No menos interesantes son sus argumentos contra aquellos que adoptan ‘la democracia como un fanatismo’. Constant está pensando en el mal uso que hicieron los revolucionarios de su tiempo de las ideas de
Rousseau, pero nosotros podemos pensar en ejemplos más cercanos. Es difícil no pensar en nacionalistas y populistas cuando habla de aquellos que pretenden sacrificar las libertades de los ciudadanos al ideal de una soberanía abstracta, o ahogan el pluralismo social en nombre de un cuerpo político pretendidamente compacto y homogéneo.
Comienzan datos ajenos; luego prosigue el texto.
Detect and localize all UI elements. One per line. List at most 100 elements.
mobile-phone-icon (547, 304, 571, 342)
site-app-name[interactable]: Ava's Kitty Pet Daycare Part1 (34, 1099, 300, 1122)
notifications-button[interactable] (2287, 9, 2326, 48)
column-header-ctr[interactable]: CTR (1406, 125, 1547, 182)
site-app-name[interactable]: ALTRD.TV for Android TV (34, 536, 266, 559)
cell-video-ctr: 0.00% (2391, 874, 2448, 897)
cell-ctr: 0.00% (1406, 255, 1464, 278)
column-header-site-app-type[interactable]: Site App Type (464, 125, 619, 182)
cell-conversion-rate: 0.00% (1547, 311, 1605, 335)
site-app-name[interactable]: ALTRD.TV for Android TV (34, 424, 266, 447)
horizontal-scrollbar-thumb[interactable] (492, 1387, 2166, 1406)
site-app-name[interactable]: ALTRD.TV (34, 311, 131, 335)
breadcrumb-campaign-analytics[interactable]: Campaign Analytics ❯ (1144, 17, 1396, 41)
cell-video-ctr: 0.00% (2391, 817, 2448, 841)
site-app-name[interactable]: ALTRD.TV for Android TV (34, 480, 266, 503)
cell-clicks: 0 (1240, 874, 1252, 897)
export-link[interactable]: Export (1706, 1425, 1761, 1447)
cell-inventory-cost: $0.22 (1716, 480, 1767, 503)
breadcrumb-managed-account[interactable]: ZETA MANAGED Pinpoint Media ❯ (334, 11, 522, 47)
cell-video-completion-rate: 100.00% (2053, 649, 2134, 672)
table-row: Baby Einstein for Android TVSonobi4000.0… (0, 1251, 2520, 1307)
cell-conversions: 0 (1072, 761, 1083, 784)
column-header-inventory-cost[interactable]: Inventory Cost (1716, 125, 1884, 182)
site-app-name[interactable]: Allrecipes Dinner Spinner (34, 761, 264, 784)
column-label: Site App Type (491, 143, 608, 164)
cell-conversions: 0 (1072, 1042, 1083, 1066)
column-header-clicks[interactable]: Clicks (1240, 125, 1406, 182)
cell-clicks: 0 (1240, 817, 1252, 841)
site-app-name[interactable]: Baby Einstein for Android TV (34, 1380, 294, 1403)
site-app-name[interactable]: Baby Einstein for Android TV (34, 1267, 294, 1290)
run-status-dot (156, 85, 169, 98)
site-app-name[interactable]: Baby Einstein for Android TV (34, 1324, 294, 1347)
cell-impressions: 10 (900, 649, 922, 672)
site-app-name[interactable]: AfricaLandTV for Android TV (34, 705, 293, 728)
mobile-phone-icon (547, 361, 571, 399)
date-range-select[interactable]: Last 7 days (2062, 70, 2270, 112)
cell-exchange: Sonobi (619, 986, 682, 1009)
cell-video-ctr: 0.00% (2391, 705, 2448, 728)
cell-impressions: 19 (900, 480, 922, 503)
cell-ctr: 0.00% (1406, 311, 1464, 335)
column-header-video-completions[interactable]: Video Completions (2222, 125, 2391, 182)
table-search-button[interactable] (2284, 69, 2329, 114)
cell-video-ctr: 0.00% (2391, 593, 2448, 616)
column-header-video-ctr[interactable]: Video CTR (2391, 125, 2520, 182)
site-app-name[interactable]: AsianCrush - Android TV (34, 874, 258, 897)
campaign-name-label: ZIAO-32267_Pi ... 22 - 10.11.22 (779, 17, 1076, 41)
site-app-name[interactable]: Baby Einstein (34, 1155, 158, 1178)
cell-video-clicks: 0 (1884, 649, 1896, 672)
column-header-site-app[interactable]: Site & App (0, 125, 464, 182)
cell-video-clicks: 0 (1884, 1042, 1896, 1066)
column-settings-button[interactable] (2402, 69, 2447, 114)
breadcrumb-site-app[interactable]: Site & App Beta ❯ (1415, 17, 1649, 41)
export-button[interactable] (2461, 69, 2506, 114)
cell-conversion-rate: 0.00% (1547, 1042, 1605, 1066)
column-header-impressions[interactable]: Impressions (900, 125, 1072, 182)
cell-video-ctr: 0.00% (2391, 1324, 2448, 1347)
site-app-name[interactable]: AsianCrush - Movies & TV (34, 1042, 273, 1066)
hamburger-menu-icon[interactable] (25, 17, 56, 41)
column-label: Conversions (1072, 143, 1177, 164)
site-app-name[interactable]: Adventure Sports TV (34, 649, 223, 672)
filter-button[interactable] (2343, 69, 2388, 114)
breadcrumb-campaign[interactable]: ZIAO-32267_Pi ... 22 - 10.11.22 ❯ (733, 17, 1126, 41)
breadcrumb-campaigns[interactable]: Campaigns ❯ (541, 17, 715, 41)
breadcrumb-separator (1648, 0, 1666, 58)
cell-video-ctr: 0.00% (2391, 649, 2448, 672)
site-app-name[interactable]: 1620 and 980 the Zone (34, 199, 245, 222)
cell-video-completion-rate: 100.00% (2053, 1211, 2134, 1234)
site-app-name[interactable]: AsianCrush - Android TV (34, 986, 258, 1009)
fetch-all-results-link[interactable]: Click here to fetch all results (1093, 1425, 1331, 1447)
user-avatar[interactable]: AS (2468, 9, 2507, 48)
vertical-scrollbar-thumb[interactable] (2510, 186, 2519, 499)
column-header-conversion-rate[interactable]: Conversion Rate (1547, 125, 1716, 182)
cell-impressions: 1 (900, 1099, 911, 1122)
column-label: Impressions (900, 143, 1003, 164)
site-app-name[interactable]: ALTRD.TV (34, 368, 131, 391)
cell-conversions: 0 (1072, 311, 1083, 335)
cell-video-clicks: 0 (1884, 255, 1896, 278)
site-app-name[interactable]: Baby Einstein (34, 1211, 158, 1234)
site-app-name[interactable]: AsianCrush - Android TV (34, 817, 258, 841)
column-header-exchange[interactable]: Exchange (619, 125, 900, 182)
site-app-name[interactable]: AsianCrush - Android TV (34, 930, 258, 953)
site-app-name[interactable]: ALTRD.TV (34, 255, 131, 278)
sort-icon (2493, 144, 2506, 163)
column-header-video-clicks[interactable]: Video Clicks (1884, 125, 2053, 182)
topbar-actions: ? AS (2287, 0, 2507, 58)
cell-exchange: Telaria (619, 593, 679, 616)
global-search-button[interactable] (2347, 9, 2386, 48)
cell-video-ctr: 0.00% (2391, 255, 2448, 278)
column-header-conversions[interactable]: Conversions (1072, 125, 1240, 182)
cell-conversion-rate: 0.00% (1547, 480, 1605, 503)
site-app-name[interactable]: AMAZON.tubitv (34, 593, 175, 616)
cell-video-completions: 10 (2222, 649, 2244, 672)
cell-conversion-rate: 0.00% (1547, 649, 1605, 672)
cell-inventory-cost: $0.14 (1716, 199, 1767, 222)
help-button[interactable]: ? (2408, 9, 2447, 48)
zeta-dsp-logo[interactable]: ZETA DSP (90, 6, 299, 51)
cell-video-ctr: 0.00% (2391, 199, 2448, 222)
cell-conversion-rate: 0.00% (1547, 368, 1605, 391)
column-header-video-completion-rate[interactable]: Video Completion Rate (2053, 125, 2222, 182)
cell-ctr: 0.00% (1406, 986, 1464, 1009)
Quisieron organizar el despotismo bajo el nombre de república, dice
Constant de los jacobinos. También nosotros deberíamos extremar el cuidado cuando se invocan concepciones equivocadas de la democracia o de la soberanía popular. Si algo deberíamos aprender de sus escritos, es que una democracia constitucional no es una versión degradada o adulterada del ideal democrático más puro, ya esté situado en la Antigüedad o en la imaginación. Por el contrario, con sus representantes, formalidades y controles, un orden constitucional es el único marco político que asegura las condiciones de una sociedad libre. Con sus imperfecciones y problemas, naturalmente. Querer cambiarlo todo en nombre del ideal acaba por ser el pretexto para el despotismo, como dejó dicho Constant. Más nos valdría entenderlo 200 años después.